The intimate Shawlands venue was packed with fans keen to play a part in one of the greatest Glasgow indie love-ins of the year.

Openers St. Kilda Mailboat were the only unknown quantity of the night for the majority of the crowd, but the duo delighted with nonsense songs played largely for laughs - the highlight being a particular gem questioning the point of growing a moustache.

Kid Canaveral frontman David MacGregor was also in jocular form during his acoustic solo set, combining his band’s impressive back catalogue with a few covers, including James Yorkston’s ‘St Patrick’. When he forgot the words to the latter he was swiftly joined on stage by former Fence Records head honcho Johnny Lynch who gamely filled the gaps, before inviting half the headline act on stage for a finale.

The DIY aesthetic was quickly blown away when Raldolph’s Leap took to the stage to play a blissful set showing just how far they have come in a relatively short time.

Showcasing songs from their new mini-album ‘Real Anymore’ along with a few old favourites, the eight-piece sounded razor-sharp launching into opener ‘Conversation’. It’s a song which tells you all you need to know about the band, the poppy sound providing a jaunty base for Adam Ross’s equally jaunty vocals.
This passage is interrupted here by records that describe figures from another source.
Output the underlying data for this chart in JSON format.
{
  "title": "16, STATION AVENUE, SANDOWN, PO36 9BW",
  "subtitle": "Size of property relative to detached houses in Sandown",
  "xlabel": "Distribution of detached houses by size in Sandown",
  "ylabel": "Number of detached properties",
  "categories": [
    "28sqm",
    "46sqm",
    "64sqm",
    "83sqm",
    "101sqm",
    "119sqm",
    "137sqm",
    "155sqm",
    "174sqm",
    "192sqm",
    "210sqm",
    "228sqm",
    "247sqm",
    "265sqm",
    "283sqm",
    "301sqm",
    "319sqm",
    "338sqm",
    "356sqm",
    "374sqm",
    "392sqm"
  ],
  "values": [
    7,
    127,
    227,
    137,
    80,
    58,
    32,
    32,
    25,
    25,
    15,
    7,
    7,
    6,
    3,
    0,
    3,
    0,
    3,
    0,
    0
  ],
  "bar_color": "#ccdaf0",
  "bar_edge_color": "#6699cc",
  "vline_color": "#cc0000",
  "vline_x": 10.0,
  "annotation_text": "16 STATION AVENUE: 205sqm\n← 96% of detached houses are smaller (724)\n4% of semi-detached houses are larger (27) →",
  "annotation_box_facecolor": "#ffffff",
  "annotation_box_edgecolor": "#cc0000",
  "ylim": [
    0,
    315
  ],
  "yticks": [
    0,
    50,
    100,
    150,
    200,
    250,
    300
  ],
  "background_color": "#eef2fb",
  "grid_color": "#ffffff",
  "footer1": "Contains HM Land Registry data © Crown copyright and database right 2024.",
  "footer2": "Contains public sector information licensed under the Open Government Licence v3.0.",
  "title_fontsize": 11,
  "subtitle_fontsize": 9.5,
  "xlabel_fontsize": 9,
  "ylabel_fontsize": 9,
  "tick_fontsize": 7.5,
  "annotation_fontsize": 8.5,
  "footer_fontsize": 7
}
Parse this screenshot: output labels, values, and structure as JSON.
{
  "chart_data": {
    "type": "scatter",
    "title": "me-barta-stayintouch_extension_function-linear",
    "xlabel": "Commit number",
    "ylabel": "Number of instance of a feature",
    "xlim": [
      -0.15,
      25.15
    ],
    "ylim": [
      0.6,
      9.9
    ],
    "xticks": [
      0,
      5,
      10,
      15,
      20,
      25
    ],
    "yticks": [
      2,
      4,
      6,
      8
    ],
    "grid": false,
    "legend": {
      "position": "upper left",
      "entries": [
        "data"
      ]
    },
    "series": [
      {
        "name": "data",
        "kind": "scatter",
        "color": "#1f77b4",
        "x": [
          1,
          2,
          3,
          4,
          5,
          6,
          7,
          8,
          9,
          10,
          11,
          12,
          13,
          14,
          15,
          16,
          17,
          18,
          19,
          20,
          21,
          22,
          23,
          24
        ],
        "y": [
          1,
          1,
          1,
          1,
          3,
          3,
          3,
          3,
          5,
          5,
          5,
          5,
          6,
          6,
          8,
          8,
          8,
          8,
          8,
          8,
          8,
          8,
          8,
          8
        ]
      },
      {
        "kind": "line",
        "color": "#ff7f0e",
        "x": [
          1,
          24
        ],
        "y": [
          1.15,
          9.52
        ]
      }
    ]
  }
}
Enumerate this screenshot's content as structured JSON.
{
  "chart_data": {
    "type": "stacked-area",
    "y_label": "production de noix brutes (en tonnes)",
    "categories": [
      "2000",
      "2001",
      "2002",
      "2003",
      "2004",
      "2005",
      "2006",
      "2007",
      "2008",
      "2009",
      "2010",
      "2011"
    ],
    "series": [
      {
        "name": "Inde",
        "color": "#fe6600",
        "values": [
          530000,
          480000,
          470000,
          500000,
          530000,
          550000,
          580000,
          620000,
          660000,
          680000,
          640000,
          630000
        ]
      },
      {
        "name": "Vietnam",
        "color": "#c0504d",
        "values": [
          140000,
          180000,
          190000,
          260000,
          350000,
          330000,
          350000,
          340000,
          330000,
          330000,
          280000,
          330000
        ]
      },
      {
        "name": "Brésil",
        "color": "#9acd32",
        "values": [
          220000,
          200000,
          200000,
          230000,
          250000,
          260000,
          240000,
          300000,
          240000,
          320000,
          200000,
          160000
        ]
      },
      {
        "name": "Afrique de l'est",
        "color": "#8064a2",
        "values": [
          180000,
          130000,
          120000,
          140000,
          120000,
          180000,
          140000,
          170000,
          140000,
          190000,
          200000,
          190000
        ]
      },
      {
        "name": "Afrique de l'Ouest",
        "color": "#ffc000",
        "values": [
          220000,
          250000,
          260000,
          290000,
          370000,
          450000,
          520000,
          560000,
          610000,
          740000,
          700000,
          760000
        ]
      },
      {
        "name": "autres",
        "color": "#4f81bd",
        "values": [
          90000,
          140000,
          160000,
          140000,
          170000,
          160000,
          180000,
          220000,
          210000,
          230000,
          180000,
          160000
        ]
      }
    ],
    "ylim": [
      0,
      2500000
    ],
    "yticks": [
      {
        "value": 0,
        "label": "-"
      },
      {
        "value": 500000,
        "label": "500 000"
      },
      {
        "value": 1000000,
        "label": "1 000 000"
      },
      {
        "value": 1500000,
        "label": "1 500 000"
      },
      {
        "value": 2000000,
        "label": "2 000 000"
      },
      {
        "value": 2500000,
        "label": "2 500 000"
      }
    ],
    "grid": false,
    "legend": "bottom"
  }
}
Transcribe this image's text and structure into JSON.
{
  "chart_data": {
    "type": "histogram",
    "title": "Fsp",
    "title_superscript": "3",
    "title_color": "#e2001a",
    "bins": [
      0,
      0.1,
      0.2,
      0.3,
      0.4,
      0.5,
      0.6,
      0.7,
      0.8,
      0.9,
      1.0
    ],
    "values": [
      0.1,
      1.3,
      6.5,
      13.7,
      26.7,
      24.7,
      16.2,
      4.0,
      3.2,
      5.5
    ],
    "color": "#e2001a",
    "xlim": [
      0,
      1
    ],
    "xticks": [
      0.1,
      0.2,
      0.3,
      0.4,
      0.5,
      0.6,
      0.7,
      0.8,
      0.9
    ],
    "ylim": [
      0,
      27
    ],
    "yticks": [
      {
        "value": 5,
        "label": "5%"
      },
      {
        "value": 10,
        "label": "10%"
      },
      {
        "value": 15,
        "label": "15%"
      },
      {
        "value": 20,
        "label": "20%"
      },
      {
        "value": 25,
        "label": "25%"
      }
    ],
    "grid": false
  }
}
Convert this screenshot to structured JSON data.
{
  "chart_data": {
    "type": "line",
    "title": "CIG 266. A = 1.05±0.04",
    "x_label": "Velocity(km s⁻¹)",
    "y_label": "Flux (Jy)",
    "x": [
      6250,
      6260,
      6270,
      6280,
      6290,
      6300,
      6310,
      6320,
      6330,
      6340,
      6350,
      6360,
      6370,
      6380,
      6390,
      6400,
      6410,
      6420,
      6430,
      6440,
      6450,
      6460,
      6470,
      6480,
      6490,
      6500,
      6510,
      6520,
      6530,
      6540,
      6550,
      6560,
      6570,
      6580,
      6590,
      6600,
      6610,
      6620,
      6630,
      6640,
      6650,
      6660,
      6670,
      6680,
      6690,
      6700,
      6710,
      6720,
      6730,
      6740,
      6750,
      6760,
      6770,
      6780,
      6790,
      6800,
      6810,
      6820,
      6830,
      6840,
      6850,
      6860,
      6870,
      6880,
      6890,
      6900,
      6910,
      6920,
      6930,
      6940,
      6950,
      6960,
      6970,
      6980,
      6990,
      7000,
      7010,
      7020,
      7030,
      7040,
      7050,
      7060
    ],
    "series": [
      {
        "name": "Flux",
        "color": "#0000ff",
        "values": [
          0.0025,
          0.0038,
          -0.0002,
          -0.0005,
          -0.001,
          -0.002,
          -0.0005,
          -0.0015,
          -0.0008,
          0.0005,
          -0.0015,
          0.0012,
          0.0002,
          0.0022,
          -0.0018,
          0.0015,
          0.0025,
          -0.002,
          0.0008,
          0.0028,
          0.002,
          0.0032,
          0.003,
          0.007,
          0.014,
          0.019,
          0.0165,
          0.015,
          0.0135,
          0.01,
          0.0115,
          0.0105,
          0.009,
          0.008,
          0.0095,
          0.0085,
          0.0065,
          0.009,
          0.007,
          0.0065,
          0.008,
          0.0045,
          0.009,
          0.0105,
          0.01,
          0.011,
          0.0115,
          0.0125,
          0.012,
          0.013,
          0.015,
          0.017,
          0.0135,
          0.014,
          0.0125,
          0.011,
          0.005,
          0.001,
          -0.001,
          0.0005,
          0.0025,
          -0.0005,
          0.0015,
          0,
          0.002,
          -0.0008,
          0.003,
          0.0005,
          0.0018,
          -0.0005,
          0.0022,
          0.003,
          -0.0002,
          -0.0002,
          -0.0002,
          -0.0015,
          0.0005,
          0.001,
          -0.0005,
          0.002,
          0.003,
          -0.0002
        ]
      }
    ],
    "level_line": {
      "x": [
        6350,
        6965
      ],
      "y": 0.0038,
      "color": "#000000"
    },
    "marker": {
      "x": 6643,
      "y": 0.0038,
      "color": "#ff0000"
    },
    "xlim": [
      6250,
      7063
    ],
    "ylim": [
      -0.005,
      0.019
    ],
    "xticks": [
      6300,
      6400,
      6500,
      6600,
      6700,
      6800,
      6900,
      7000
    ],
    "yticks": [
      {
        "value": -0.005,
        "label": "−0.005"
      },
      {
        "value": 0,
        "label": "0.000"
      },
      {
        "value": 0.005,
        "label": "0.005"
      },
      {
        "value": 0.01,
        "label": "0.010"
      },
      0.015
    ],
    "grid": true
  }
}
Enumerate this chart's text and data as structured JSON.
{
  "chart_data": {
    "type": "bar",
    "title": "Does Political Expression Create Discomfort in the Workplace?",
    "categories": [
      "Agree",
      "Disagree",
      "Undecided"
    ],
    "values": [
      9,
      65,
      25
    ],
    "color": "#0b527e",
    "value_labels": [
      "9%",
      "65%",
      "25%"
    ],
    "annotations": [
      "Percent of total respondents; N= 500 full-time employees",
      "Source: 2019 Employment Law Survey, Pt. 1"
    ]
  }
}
Naysayers have dismissed the band as just another twee indie outfit, but any hint of effete affectation is swiftly countered by lyrical ingenuity which abounds around every corner - bringing to mind Jarvis Cocker in the ability to provide both laughs and tears in a single rhyming couplet.

Indeed, much of their ‘twee-er’ early output comes into its own live, the relative thinness of the demos given added weight and impetus by a brass section and assorted other bells and whistle.

Adam’s strong vocals are also a revelation compared to his comparatively weedy showing on the ramshackle series of releases to date.

It all points towards a debut album proper which should be a triumph. Sadly this has been delayed by ongoing wrangles between the aforementioned Johnny Lynch and Kind Creosote at Fence Records. A switch to Lynch’s new label Lost Map means it should be out early next year - ready to joyously soundtrack 2014.